お約束を外したところに何が転がっていくかというと、性格の悪いトンチキ人間の正面衝突コメディであり、サクセスとパワーに満ちた元気な物語から半歩外した、ダウナーでヘンテコな充実感である。
— コバヤシ (@lastbreath0902) 2017年1月2日
この部分の日常感と笑いの巧さ、土臭いファンタジー風味がかなり好みの匂いを漂わせていて、かなり良い
カズマさんがゲームオタクのメタ視点を巧く活かしてツッコミ役を担当しつつ、超残念ヒロインであるアクアのバカさ加減に振り回され、ボケを共有し、テンポよく回す。
— コバヤシ (@lastbreath0902) 2017年1月2日
笑いを生むための役割分担と、パロディゆえのヨゴレを恐れない覚悟が良い科学反応をしていて、素直に楽しい笑いだ。ヒドイのが良いね
もう一つ楽しかったのは、モンスター殴って女にモテて社会でサクセス! という欲望からは外れつつ、なんかいい具合に足場を手に入れていく充実感だ。
— コバヤシ (@lastbreath0902) 2017年1月2日
ダイジェストで描かれるドカ仕事の演出が非常に冴えていて、アクアとの関係が良くなっていく様子、異世界に足場を手に入れていく様子がよく見えた
カズマさんの異世界生活第一歩は、彼が望んでいたような超チートではない。
— コバヤシ (@lastbreath0902) 2017年1月2日
が、しかし、汗水たらして労働し、風呂に入って一杯やる。そういう地道でホコリ臭い喜びは、ちゃんと獲得できている。そういうずらし方が半周回って、門外漢にはひどく真っ当に見えたのだ。キャラに体温があるというか。
なんかキラキラしたスタイリッシュ・サクセス街道は別の人に任せて、性格最悪のゴミ人間たちの煽り合いと笑いと地味な成功をじっくり積み重ねていこうじゃないの! 手のひらに入るサイズの異世界の幸せをやろうじゃないの! という気持ちが、ゆるっと伝わってくる感じがあった。
— コバヤシ (@lastbreath0902) 2017年1月2日
この手触りは好きだ
無論これは予感なので、どうずらしてくるかわかんないし、ただただ地味なだけでは視聴者のリビドーを刺激し、あっという間に二期が決まるほどの波にはならない気もする。
— コバヤシ (@lastbreath0902) 2017年1月2日
どっかで都合よくサクセスする瞬間が来ると思うのだが、それをどう書くか(もしくは書かないか)も楽しみである。
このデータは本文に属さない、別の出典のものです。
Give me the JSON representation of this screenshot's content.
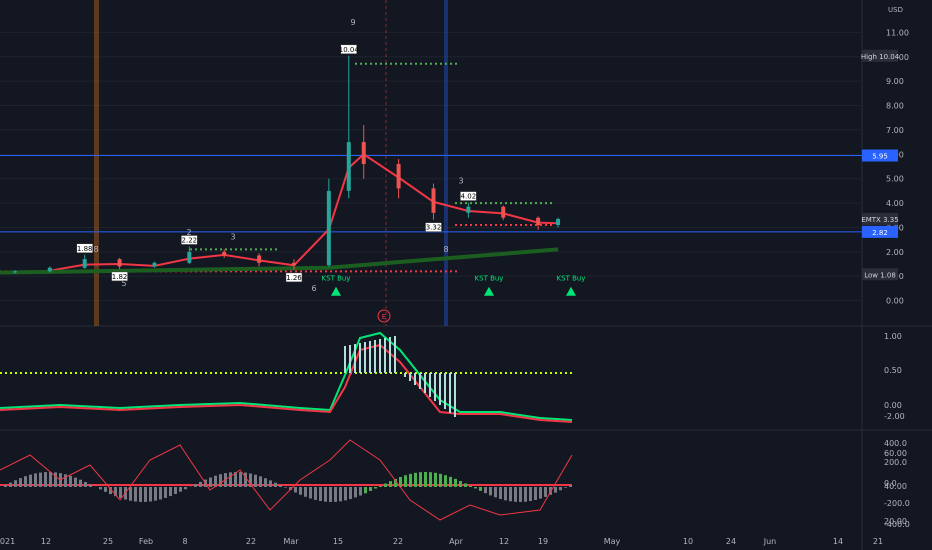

ここまで書いて気づいたが"灰と幻想のグリムガル"も文脈的には『なろう系』の延長線上にあるのかな? ココらへんでなんか言うためには、もうちっと勉強せんとだめだな。
— コバヤシ (@lastbreath0902) 2017年1月2日
予断はさておき、今後が楽しみになる第1話だった。地に足の着いた描写がいい感じなので、今後も地味に行って欲しい。